For power users, we may support “bring your own detection algorithms” and ensemble methods. We want to support multi-dimensional detection methods. In addition, the algorithms should be able to account for (or not) seasonality in data, and be able to detect not only changes in first and second order magnitude, but also non-distributional effects such as changes in frequency content and phase. Our goal is to build algorithms that are: (1) lightweight, i.e., streaming, (2) unsupervised, (3) accurate, (4) interactive, i.e., low training time to detect anomalies, and (5) embarassingly parallelizable and elastic. In this document, we propose to build anomaly detection as a feature on Elasticsearch.
![hyperspace anomaly hyperspace anomaly](https://images.gog.com/548f559959b56c2e10270c48f53e19eb9b0e445d03f95d028984d5e921477b30.jpg)
The first step towards actionable data analytics is anomaly detection. In this blog, we discuss foundational aspects upon which anomaly detection is built: Random Cut Forest (RCF) machine learning algorithms underpinning the detection, the system architecture and workflow. We started off by building and releasing anomaly detection as an Open Distro for Elasticsearch feature. We want to provide users with an interactive and guided exploration of data without having them to worry about tuning the analytics “blackbox” that includes the models, hyperparameters and labels (with an option, however, for semi-supervised approaches). Our goal is to build a set of real time analytics features for Elasticsearch that makes it easier for Open Distro for Elasticsearch users to automatically mine real time patterns across data streams at ingestion. This is because actionable queries require keeping track of data changes and distribution of each field over time, which is harder to achieve when data volumes increase significantly heterogeneity (e.g., attack behavior in security traces) complicates understanding the data itself. An exponential data surge reduces the usage of a traditional analytics user workflow, which has been a set of canned queries and dashboards. The feature includes a nice mix of machine learning algorithms, statistics methods, systems work, visualization and UI, and enterprise primitives (for working on anomalies).Īnalytics data continues to increase exponentially with time.
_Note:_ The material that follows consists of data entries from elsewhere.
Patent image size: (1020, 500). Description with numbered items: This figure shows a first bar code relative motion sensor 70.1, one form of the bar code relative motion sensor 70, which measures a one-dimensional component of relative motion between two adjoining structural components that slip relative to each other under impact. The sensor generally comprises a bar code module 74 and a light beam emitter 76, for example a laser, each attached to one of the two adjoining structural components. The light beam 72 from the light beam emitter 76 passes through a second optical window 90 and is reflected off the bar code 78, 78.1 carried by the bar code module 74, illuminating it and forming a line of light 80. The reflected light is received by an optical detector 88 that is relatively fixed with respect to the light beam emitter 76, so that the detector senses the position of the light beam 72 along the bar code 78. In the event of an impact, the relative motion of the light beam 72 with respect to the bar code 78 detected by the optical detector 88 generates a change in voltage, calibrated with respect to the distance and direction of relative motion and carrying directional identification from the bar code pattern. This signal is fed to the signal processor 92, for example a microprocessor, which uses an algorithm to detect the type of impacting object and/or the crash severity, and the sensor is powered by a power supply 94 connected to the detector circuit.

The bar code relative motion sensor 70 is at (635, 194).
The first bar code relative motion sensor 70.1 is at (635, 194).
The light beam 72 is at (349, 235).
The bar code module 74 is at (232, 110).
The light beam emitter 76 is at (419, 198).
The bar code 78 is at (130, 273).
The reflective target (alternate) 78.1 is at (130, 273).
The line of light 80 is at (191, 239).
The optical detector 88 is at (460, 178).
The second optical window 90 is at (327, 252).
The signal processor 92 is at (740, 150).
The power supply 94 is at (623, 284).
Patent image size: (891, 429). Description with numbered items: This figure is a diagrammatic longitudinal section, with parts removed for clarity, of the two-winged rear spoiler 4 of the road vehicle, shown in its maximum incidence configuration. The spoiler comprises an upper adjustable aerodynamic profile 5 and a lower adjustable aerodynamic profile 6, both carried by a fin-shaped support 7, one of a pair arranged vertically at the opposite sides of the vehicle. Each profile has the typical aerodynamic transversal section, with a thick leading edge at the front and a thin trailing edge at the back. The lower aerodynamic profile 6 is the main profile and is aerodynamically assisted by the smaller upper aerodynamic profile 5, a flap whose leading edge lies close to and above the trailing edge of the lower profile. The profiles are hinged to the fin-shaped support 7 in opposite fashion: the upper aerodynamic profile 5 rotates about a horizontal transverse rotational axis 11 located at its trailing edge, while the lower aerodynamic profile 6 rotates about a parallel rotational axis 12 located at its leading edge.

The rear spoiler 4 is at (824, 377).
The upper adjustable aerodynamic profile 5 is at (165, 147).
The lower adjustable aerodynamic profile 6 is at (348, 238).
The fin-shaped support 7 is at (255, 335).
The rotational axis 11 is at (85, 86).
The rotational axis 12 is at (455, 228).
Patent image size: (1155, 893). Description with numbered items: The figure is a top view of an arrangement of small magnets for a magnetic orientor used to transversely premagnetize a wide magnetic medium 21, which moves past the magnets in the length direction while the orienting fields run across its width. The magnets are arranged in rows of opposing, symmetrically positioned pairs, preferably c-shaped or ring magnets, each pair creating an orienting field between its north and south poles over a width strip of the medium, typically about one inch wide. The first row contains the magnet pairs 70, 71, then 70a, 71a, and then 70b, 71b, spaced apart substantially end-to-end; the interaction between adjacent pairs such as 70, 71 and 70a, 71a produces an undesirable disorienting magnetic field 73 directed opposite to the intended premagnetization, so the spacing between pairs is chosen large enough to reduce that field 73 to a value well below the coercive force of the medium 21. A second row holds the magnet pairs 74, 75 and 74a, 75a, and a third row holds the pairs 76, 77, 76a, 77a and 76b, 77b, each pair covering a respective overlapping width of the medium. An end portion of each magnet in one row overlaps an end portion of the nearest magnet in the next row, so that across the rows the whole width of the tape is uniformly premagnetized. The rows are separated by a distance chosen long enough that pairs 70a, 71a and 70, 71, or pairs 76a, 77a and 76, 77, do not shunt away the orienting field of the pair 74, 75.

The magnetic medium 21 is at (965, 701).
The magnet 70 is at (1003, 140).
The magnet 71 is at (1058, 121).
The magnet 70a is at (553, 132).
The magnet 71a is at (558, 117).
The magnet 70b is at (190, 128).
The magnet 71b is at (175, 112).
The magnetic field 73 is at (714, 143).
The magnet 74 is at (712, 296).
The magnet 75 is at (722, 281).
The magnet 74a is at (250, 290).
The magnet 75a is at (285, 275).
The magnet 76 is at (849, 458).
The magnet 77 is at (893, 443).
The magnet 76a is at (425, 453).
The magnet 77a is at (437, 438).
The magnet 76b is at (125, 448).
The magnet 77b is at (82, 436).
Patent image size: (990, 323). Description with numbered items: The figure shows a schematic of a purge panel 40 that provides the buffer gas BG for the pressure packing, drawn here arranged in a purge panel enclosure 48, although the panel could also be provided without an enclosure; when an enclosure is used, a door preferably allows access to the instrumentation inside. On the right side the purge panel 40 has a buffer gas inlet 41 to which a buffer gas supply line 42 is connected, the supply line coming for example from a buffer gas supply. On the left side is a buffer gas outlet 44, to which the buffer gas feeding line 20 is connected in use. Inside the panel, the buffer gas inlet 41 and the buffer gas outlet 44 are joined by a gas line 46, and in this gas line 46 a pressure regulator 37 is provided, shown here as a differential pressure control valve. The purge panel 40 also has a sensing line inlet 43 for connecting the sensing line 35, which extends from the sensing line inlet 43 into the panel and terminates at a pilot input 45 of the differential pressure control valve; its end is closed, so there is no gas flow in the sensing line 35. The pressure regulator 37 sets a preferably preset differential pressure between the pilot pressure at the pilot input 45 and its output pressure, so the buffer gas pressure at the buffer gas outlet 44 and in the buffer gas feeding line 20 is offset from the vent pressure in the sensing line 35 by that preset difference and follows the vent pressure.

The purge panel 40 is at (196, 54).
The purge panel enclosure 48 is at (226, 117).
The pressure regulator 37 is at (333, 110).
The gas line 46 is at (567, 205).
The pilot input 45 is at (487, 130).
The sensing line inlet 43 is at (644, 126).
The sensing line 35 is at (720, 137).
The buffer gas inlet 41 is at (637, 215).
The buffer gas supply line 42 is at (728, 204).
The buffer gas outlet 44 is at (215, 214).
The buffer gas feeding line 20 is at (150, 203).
![hyperspace anomaly hyperspace anomaly](https://i.redd.it/jrmb42b2j9j11.png)
We are excited to continue our work on anomaly detection as a part of Open Distro for Elasticsearch in the coming months, and invite developers in the larger search community to join in and co-develop some parts. Today, we released Anomaly Detection (preview) on Open Distro for Elasticsearch. This post was imported from the Open Distro For Elasticsearch blog,Ī predecessor project of OpenSearch.